"You are welcome!"
Prego is sooo formal, it should accept "di niente", "di nulla", let us learn some informal words as well...
I was in Caorle last year and few people said prego... most people said "di niente".
I am italian and I often say "prego" as answer of "thanks", however i do not know anybody from Caorle... Then it's true that the other replies that you wrote are correct answers (di niente, di nulla, also figurati and many other), but the english translation will be different (di niente/di nulla = it's nothing)
It depends on where u go!! In florence and milano and so on everyone says prego
It's also similar to the Spanish, "de nada". Nada and niente mean nothing, so direct translation to English doesn't really make sense, but "No problem" is in fact the closest translation.
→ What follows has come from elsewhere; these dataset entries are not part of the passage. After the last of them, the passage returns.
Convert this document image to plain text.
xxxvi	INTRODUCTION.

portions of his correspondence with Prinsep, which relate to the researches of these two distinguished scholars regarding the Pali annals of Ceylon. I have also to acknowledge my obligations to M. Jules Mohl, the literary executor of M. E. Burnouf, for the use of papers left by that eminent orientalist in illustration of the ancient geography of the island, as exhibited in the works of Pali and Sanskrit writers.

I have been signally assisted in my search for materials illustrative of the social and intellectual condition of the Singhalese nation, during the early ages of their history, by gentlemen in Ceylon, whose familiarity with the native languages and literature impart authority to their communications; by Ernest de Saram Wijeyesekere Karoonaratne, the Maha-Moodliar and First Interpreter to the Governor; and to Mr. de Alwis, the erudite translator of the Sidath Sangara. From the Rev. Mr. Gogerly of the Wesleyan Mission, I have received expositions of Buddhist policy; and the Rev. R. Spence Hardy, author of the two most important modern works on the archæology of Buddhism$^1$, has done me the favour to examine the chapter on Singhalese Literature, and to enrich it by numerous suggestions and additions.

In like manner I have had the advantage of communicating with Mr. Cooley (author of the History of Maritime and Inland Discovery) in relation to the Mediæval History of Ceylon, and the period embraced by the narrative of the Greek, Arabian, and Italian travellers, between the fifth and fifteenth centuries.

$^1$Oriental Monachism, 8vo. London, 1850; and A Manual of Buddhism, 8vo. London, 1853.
Well... its the most common and easiest to learn and di niente mostly means "no problem" I know cuz I'm Italian
You could use the direct translation "benvenuto" (bene=well, venuto=come), but that doesn't have the idiomatic meaning of answering "thanks". Rather, it's the literal welcoming: "Sei il benvenuto in casa mia", you're welcome in my home.
I am sorry, but there was no context thus a translation into "You are welcome!" looks rather logical.
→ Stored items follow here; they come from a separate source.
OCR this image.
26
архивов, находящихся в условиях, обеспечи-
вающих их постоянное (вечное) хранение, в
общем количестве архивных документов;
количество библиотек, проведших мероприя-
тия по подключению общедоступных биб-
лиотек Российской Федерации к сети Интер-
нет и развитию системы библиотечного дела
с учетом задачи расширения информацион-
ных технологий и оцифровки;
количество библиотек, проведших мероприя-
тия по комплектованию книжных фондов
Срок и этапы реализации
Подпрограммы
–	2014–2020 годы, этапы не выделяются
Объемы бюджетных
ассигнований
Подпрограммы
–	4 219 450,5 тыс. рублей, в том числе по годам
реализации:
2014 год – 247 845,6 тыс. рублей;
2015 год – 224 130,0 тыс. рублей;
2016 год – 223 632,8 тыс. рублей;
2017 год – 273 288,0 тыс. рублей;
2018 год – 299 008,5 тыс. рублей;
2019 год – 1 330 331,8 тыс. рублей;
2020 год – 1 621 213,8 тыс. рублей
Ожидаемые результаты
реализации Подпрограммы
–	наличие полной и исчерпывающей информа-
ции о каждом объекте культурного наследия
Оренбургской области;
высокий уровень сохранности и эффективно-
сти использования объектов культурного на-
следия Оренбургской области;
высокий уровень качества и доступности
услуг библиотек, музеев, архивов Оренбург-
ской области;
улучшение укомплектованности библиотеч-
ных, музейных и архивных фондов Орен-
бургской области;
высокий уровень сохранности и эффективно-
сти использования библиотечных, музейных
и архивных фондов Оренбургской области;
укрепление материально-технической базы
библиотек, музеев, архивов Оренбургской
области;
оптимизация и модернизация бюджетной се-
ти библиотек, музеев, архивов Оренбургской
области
Just prego or di niente or di nulla but the last they not use .. near to always they use Prego..
Prego is a short form to answer to "thanks" which stands alone...it has nothing to do with "you are welcome" which translates to "sei il benvenuto (sing.)" or "siete i benvenuti (plur.)" which have the same meaning of the english "Welcome!".
Another meaning of "prego" is "I pray", literally "(io) prego"
Yes and no context is given. Some form of benvenuto should definitely have been accepted.
(a chi ringrazia) don't mention it!, you're welcome!, not at all!(invitando qn ad accomodarsi)please sit down!(invitando qn ad andare prima) after you!
prego, si accomodi (entri) please come in(si sieda) please take a seat
posso prenderlo? — prego! can I take it? — please do!